Group of Seven (G7) wealthy democracies agreed to enforce a lower price for Russian oil by Dec. 5 in a bid to stifle Moscow’s main source of revenue and hamper its efforts in Ukraine. However, industry leaders and a U.S. official say the plan, which involved a ban on insuring or financing Russian fuel shipments above a certain price level, could backfire if Russia is able to summon its own ships and secure new export destinations, according to Reuters.

“In theory there is a big enough shadow fleet to continue Russian crude flows after Dec. 5,” Andrea Olivi, global head of wet freight at commodities trading giant Trafigura told Reuters. These vessels would not need international insurance, allowing them to evade the price cap, Olivi added.

New forecasts show that Russia’s oil export quantities may remain largely unchanged if it flouts the price cap, Reuters reported.

Russian President Vladimir Putin pledged in September to cut off energy exports to Europe if the G7 chose to move forward with the price cap.

Up to 90% of Russian oil could flow through service providers not covered by the price cap, a U.S. treasury official who spoke on the condition of anonymity to discuss sensitive topics, told Reuters. The U.S. has already seen Russian ships changing their countries of origin beyond the G7, the official added.

Russia could lose out on just one to two million barrels per day (bpd) should it choose not to comply with the price cap, Reuters reported.
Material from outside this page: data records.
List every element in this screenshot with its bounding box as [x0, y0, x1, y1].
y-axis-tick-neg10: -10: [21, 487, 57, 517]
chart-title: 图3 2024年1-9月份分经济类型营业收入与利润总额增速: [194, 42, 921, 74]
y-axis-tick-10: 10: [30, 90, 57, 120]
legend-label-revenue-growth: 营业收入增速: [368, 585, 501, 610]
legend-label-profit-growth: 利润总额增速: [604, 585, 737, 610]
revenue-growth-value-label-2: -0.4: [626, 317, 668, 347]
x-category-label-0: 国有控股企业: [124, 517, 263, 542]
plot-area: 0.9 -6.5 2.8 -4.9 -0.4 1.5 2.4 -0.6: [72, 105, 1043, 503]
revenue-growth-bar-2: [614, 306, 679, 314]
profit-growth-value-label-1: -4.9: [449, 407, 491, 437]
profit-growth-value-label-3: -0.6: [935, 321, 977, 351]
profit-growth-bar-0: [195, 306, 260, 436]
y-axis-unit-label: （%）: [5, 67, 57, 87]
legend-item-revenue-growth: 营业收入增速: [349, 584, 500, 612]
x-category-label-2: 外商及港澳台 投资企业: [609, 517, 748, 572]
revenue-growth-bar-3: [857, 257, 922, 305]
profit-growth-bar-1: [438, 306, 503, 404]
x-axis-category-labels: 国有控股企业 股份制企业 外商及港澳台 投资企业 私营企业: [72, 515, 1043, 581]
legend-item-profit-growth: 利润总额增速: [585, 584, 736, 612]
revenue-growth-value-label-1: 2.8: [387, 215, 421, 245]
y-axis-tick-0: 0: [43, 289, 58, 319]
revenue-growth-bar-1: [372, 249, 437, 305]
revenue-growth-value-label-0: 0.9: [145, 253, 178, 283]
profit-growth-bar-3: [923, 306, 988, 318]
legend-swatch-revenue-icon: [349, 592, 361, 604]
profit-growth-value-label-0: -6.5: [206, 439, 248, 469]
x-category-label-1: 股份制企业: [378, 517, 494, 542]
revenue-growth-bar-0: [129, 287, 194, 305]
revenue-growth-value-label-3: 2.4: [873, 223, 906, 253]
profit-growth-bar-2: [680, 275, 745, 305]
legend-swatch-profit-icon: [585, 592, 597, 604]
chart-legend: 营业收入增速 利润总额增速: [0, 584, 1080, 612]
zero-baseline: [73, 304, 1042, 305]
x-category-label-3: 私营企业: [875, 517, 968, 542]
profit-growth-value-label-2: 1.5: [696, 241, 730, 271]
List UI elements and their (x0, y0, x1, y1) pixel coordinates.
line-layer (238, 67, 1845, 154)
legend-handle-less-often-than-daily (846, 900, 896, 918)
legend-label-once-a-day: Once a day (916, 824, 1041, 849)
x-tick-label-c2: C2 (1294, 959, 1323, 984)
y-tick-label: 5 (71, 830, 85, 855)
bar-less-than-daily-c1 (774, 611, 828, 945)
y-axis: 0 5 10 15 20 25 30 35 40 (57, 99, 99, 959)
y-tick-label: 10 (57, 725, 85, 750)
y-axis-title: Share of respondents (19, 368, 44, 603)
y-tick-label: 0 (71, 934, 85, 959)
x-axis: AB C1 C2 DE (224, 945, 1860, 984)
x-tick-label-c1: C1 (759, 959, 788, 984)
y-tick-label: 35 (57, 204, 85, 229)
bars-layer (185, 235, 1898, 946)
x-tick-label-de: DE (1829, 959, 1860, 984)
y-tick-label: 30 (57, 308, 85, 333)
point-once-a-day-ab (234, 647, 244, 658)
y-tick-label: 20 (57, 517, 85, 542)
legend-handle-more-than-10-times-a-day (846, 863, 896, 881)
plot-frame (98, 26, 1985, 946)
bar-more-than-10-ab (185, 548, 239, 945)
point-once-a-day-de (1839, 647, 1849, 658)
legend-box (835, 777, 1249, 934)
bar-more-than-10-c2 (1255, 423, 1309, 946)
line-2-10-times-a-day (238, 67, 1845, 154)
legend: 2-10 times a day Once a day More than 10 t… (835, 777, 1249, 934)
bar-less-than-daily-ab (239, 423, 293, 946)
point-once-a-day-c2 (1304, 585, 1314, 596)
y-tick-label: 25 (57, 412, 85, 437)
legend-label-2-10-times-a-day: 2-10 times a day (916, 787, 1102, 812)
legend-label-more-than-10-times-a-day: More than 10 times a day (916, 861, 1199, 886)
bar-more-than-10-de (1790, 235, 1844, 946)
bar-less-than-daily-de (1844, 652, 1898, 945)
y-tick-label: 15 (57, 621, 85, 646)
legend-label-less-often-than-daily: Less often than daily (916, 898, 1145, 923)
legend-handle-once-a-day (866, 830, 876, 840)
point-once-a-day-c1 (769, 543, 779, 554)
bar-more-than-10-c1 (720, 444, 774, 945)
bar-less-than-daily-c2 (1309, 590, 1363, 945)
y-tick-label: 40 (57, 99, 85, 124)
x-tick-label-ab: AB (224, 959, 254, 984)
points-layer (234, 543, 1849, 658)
Russia exported seven million bpd in September, according to Reuters. Skirting the price cap would cause some financial difficulties for Russia but could also slash global supply by 1% to 2%, raising prices at the pump. (RELATED: The West’s Scheme To Slash Russian Oil Profits Could End Up Backfiring)

Should it be able to muster Indian and Chinese ships as part of its “shadow fleet,” Russia’s December exports could fall by just 600,000 bpd, JP Morgan told Reuters.

“Oil traders dealing in Russian oil are no longer in Switzerland, Geneva or London. They are more coming out of the Middle East,” Norbert Rucker, head of economics and next generation research at Swiss wealth manager Julius Baer, told Reuters.

“If you look at the Asian buyers of the oil, the ships, the insurance — this seems to be increasingly done out of Asia,” Rucker added.

India and China have declined to say whether they would endorse a price cap, as they already purchase Russian oil at steep discounts since existing U.S. and European sanctions against Russia have already cut off much of the country’s oil supply to the West, Reuters reported. A price cap could further suppress Russian crude prices, benefiting China and India.

The European Union is set to ban Russian oil imports altogether by the end of 2022.

The G7 and the Russian government did not immediately respond to the Daily Caller News Foundation’s requests for comment.